Overview:
When SQL Server runs out of worker threads, it can cause performance degradation, query delays, and even login failures. Understanding the root cause and knowing how to respond quickly is critical for database administrators (DBAs) to keep systems running smoothly.
Purpose
This guide provides key steps and essential background to help troubleshoot and resolve issues when SQL Server runs out of worker threads for processing session requests.
Key Concepts
Process
A process is an executing program. The operating system uses processes to isolate applications from one another.
Thread
A thread is the smallest unit of execution to which an operating system allocates CPU time. Multiple threads can run within a single process.
Thread Pool
A collection of worker threads that execute tasks, callbacks, or requests on behalf of the application.

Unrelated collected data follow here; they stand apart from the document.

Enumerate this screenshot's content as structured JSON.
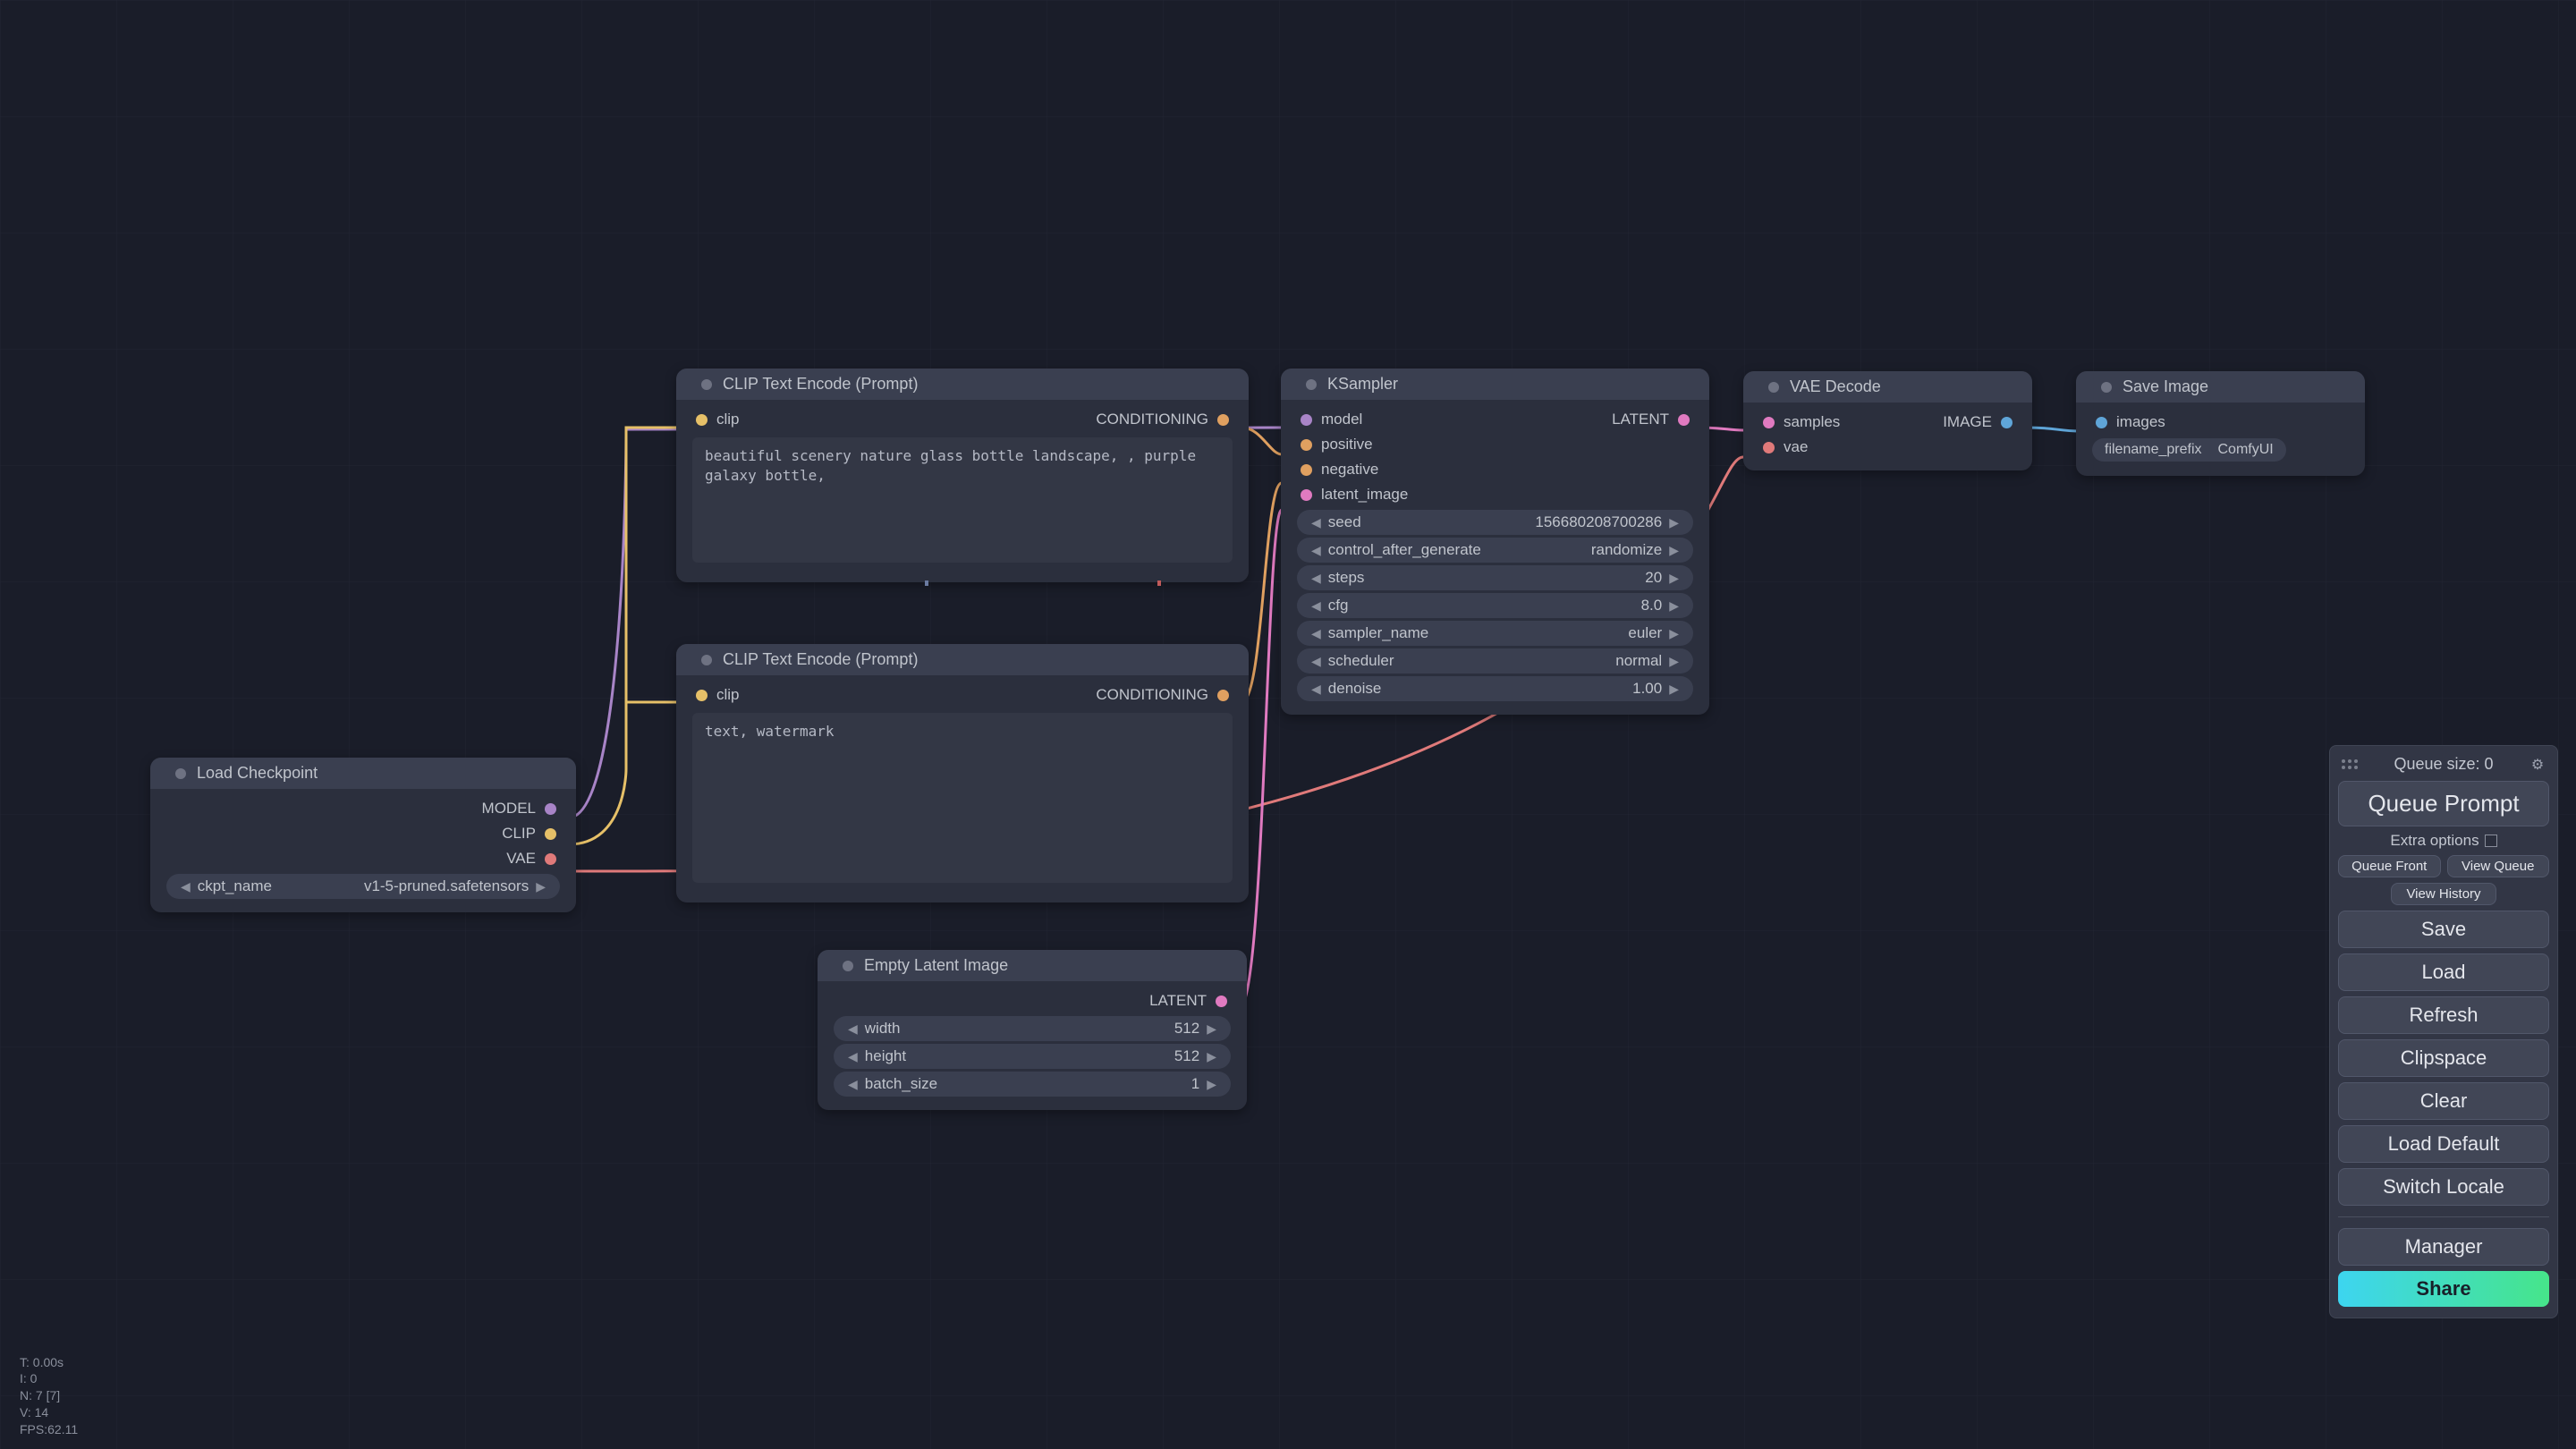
{
  "nodes": {
    "loadckpt": {
      "title": "Load Checkpoint",
      "outputs": [
        "MODEL",
        "CLIP",
        "VAE"
      ],
      "param_name": "ckpt_name",
      "param_value": "v1-5-pruned.safetensors"
    },
    "clip_pos": {
      "title": "CLIP Text Encode (Prompt)",
      "in": "clip",
      "out": "CONDITIONING",
      "text": "beautiful scenery nature glass bottle landscape, , purple galaxy bottle,"
    },
    "clip_neg": {
      "title": "CLIP Text Encode (Prompt)",
      "in": "clip",
      "out": "CONDITIONING",
      "text": "text, watermark"
    },
    "empty_latent": {
      "title": "Empty Latent Image",
      "out": "LATENT",
      "params": [
        {
          "name": "width",
          "value": "512"
        },
        {
          "name": "height",
          "value": "512"
        },
        {
          "name": "batch_size",
          "value": "1"
        }
      ]
    },
    "ksampler": {
      "title": "KSampler",
      "ins": [
        "model",
        "positive",
        "negative",
        "latent_image"
      ],
      "out": "LATENT",
      "params": [
        {
          "name": "seed",
          "value": "156680208700286"
        },
        {
          "name": "control_after_generate",
          "value": "randomize"
        },
        {
          "name": "steps",
          "value": "20"
        },
        {
          "name": "cfg",
          "value": "8.0"
        },
        {
          "name": "sampler_name",
          "value": "euler"
        },
        {
          "name": "scheduler",
          "value": "normal"
        },
        {
          "name": "denoise",
          "value": "1.00"
        }
      ]
    },
    "vae": {
      "title": "VAE Decode",
      "ins": [
        "samples",
        "vae"
      ],
      "out": "IMAGE"
    },
    "save": {
      "title": "Save Image",
      "in": "images",
      "param_name": "filename_prefix",
      "param_value": "ComfyUI"
    }
  },
  "panel": {
    "queue_size": "Queue size: 0",
    "queue_prompt": "Queue Prompt",
    "extra_options": "Extra options",
    "queue_front": "Queue Front",
    "view_queue": "View Queue",
    "view_history": "View History",
    "save": "Save",
    "load": "Load",
    "refresh": "Refresh",
    "clipspace": "Clipspace",
    "clear": "Clear",
    "load_default": "Load Default",
    "switch_locale": "Switch Locale",
    "manager": "Manager",
    "share": "Share"
  },
  "stats": {
    "l1": "T: 0.00s",
    "l2": "I: 0",
    "l3": "N: 7 [7]",
    "l4": "V: 14",
    "l5": "FPS:62.11"
  }
}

SQL Server uses thread pools to manage work efficiently.
Thread Pool Wait
This occurs when there are no free threads available in SQL Server’s thread pool, causing queries to be delayed or login attempts to fail.

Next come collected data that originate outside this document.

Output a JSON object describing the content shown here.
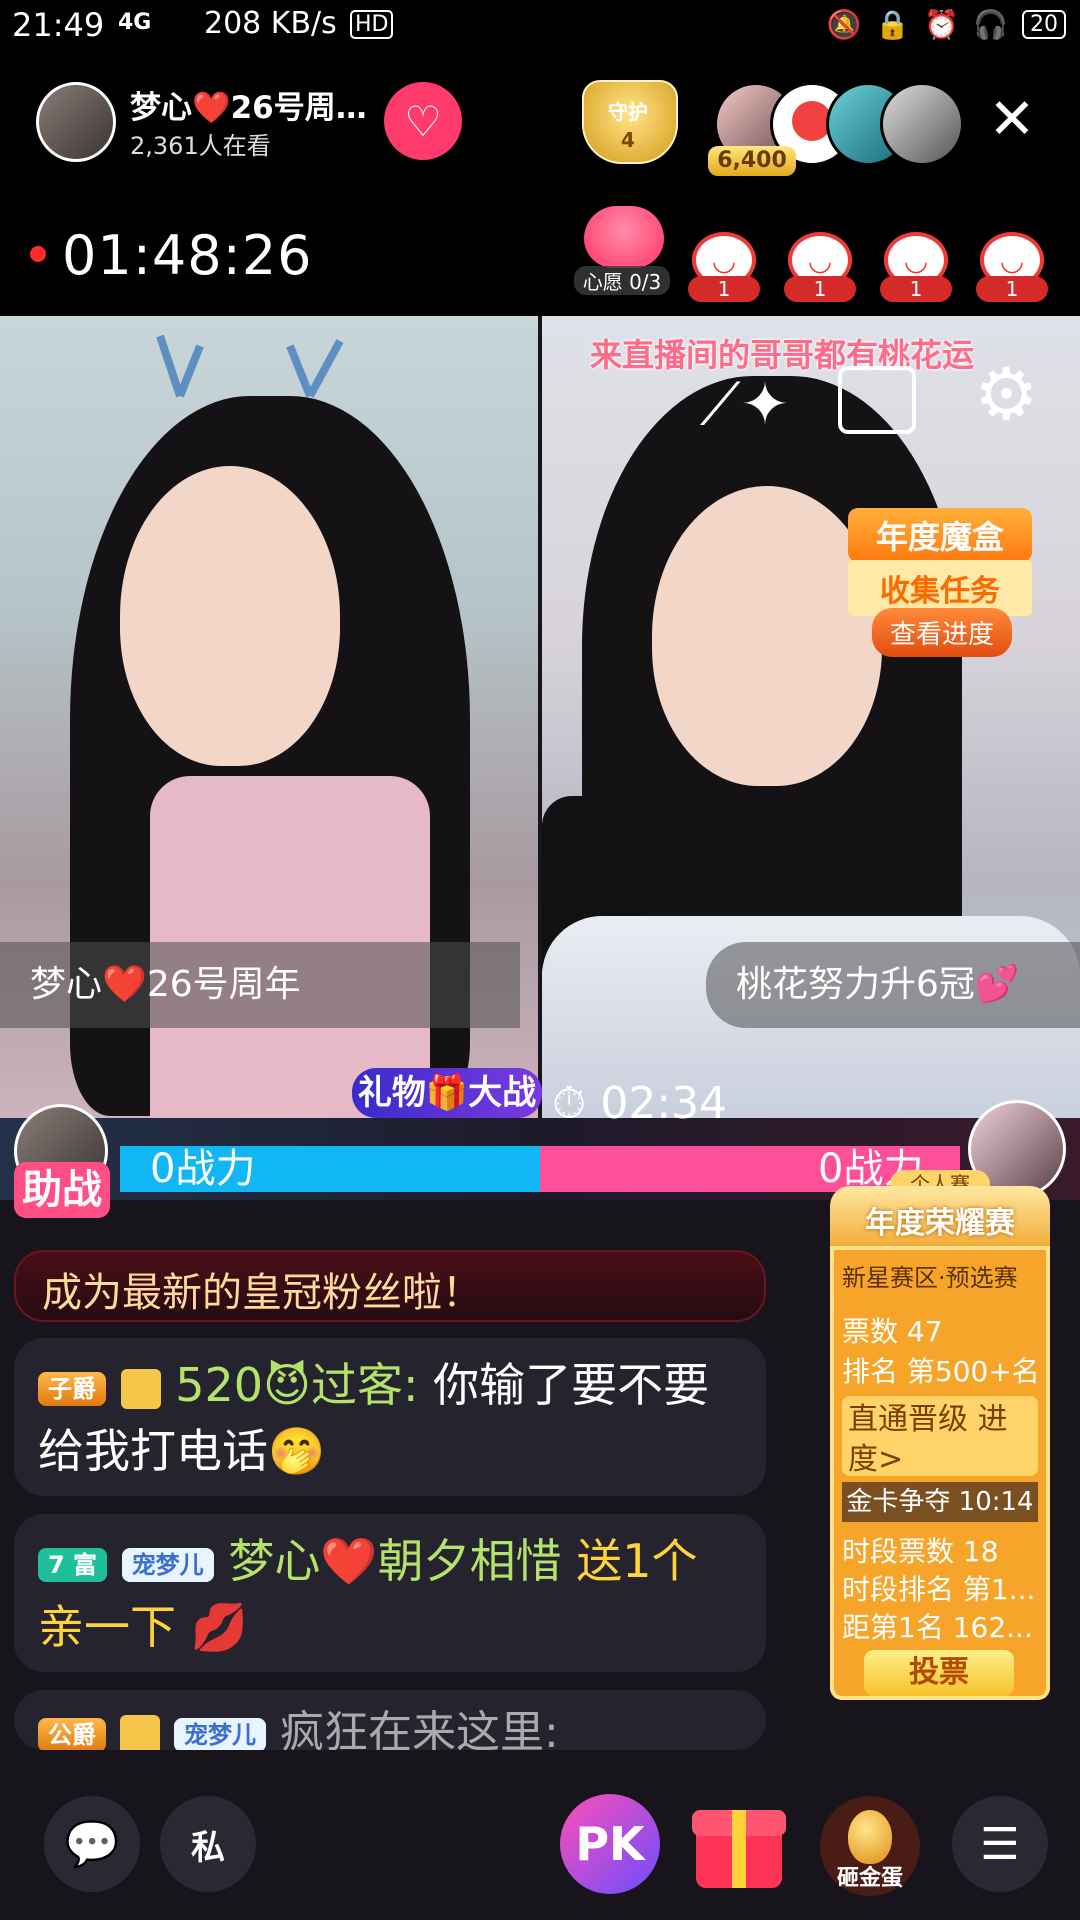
{
  "status_bar": {
    "time": "21:49",
    "network": "4G",
    "speed": "208 KB/s",
    "hd": "HD",
    "battery": "20"
  },
  "header": {
    "host_name": "梦心❤️26号周…",
    "viewers": "2,361人在看",
    "guard_title": "守护",
    "guard_count": "4",
    "top_fan_points": "6,400",
    "live_timer": "01:48:26",
    "wish_label": "心愿 0/3",
    "gift_counts": [
      "1",
      "1",
      "1",
      "1"
    ]
  },
  "stream": {
    "left_name": "梦心❤️26号周年",
    "right_name": "桃花努力升6冠💕",
    "banner": "来直播间的哥哥都有桃花运",
    "magic_box": {
      "title": "年度魔盒",
      "subtitle": "收集任务",
      "button": "查看进度"
    }
  },
  "battle": {
    "title": "礼物🎁大战",
    "timer": "02:34",
    "left_power": "0战力",
    "right_power": "0战力",
    "assist": "助战"
  },
  "chat": {
    "line1": "成为最新的皇冠粉丝啦！",
    "msg2": {
      "badge": "子爵",
      "user": "520😈过客:",
      "text": "你输了要不要给我打电话🤭"
    },
    "msg3": {
      "badge_rich": "7 富",
      "badge_pet": "宠梦儿",
      "user": "梦心❤️朝夕相惜",
      "gift": "送1个亲一下 💋"
    },
    "msg4": {
      "badge": "公爵",
      "badge_pet": "宠梦儿",
      "text": "疯狂在来这里:"
    }
  },
  "rank_card": {
    "tag": "个人赛",
    "title": "年度荣耀赛",
    "division": "新星赛区·预选赛",
    "votes": "票数 47",
    "rank": "排名 第500+名",
    "direct": "直通晋级",
    "progress": "进度>",
    "gold_card": "金卡争夺 10:14",
    "period_votes": "时段票数 18",
    "period_rank": "时段排名 第1...",
    "gap": "距第1名 162...",
    "vote_button": "投票"
  },
  "bottom_bar": {
    "private": "私",
    "pk": "PK",
    "egg": "砸金蛋"
  }
}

Why Worker Thread Exhaustion Happens
Worker thread exhaustion typically occurs under high concurrency or when long-running queries consume available threads.
DBA Responsibilities:
Proactively Monitor worker thread usage through monitoring tools such as SQL Server DMVs, or custom scripts.
Respond Quickly when thresholds are breached.
Investigate Root Causes — high concurrency, blocking, or slow queries.
Take Corrective Action — tune queries, add indexes, adjust worker thread settings if necessary.
Monitoring Thread Pool Waits and Thread Availability
Use the queries below to check if SQL Server is suffering from worker threads exhaustion.
SELECT COUNT(*)
FROM sys.dm_os_waiting_tasks
WHERE wait_type = ‘threadpool’;
SELECT *
FROM sys.dm_os_waiting_tasks
WHERE wait_type = ‘threadpool’;
You can also utilize the following query to monitor elevated wait times for worker threads using our in-house performance monitoring tools.
SELECT p.host,
p.collect_DT,
p.SQL_instance_processor,
p.total_host_Processor,
p.wait_for_the_worker_avg_wait_time_ms,
p.Network_IO_waits_avg_wait_time_ms
FROM admindb.perf.instance p
WHERE p.collect_DT BETWEEN ‘2023-12-20’ AND ‘2023-12-21’ –modify the dates accordingly
AND wait_for_the_worker_avg_wait_time_ms > 0
ORDER BY collect_DT DESC;
Execute the following query to assess thread availability and other related metrics.
SELECT (SELECT max_workers_count FROM sys.dm_os_sys_info) AS ‘TotalThreads’,
SUM(active_Workers_count) AS ‘CurrentThreads’,
(SELECT max_workers_count FROM sys.dm_os_sys_info) – SUM(active_Workers_count) AS ‘AvailableThreads’,
SUM(runnable_tasks_count) AS ‘WorkersWaitingForCPU’,
SUM(work_queue_count) AS ‘RequestWaitingForThreads’,
SUM(current_workers_count) AS ‘CurrentWorkers’
FROM sys.dm_os_Schedulers
WHERE status = ‘VISIBLE ONLINE’;
Plan and Implement Strategies to Optimize Thread Pool Usage
Work with application teams to identify and optimize resource intensive queries.
Execute the following query to identify the top ten most resource-intensive queries ranked by total thread count. Analyze their execution plans to address the requirements for new indexes or optimize inefficient codes.
SELECT TOP (10) *
FROM [admindb].[perf].[v_query_stats_statement_and_plan]
WHERE Ranked_by = ‘TC’
AND ranking <= 10
ORDER BY last_execution_time DESC;
Increase hardware resources
In cases where the demand consistently exceeds the existing thread pool capacity, you may want to consider scaling up hardware resources by adding more CPU cores or increasing memory.
Conclusion:
Worker thread exhaustion can significantly degrade SQL Server performance and even prevent new connections. By monitoring thread pool usage, analyzing high-concurrency workloads, and tuning resource-heavy queries, DBAs can prevent bottlenecks before they impact users. The strategies discussed — from query optimization to scaling hardware — provide a roadmap for maintaining thread availability and ensuring SQL Server remains responsive under peak load. Proactive detection and informed corrective actions transform a potential crisis into an opportunity to strengthen system performance and reliability.